Postoperative chemotherapy with the experimental agent S-1 improves overall survival of patients with gastric cancer compared with surgery alone, according to a presentation of a Japanese phase III study at the 2007 Gastrointestinal Cancers Symposium.

“This is the first phase III study to compare S-1 chemotherapy following surgery to surgery alone,” said Mitsuro Sasako, MD, Professor of Surgery and Deputy Director of the National Cancer Center Hospital in Tokyo, Japan and the study’s lead author. “The findings are significant because they showed improved survival with a single chemotherapy agent?one that is cheaper and has lower toxicity than adjuvant chemotherapy regimens commonly used in North America and Europe.”

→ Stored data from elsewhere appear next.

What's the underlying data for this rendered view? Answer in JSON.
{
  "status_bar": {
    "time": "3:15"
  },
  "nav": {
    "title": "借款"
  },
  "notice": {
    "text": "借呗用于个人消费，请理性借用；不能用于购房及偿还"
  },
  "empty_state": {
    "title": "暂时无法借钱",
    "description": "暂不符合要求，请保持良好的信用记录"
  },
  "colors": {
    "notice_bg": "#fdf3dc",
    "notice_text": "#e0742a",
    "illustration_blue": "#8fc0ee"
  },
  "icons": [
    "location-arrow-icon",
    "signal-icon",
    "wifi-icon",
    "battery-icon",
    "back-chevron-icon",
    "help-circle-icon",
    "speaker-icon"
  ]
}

Current therapy options depend on surgery, sometimes followed by chemotherapy, radiation, or a combination of the two. Although postoperative chemotherapy has shown benefit in some patients, it is unclear which chemotherapy drugs are the most effective.

In the current study, 1,059 patients were randomized to receive S-1 chemotherapy following surgery (529 patients) or curative D2 surgery alone (530 patients), the current standard treatment in Japan. Eligibility criteria included R0 resection, pathological stage II/III (Japanese Classification), age between 20 and 80 years, no prior adjuvant treatment, adequate organ function. Patients were randomized to S-1 (80-120mg/day according to body surface, 4 weeks administration with 2 weeks off in each course, starting within 45 days of surgery until 1 year after surgery,) or surgery alone.

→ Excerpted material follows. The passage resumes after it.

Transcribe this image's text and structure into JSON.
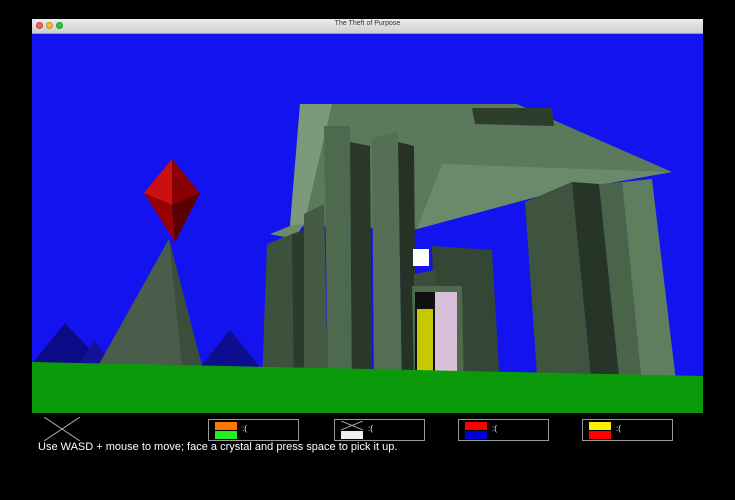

Primary end point was overall survival. When the one-year interim analysis was done, the difference in survival was sufficient that the trial was stopped. At three years, overall survival for patients who received S-1 was 80.5 percent compared with 70.1 percent for patients who received only surgery.

Side effects of chemotherapy were rare and included anorexia (6.0 percent of S-1 group had severe symptoms versus 2.1 percent of surgery group) and some blood-related toxicities.

S-1 belongs to the drug class called oral fluoropyrimidines. It is also being evaluated in clinical trials as a treatment for other gastrointestinal cancers including colorectal and pancreatic tumors.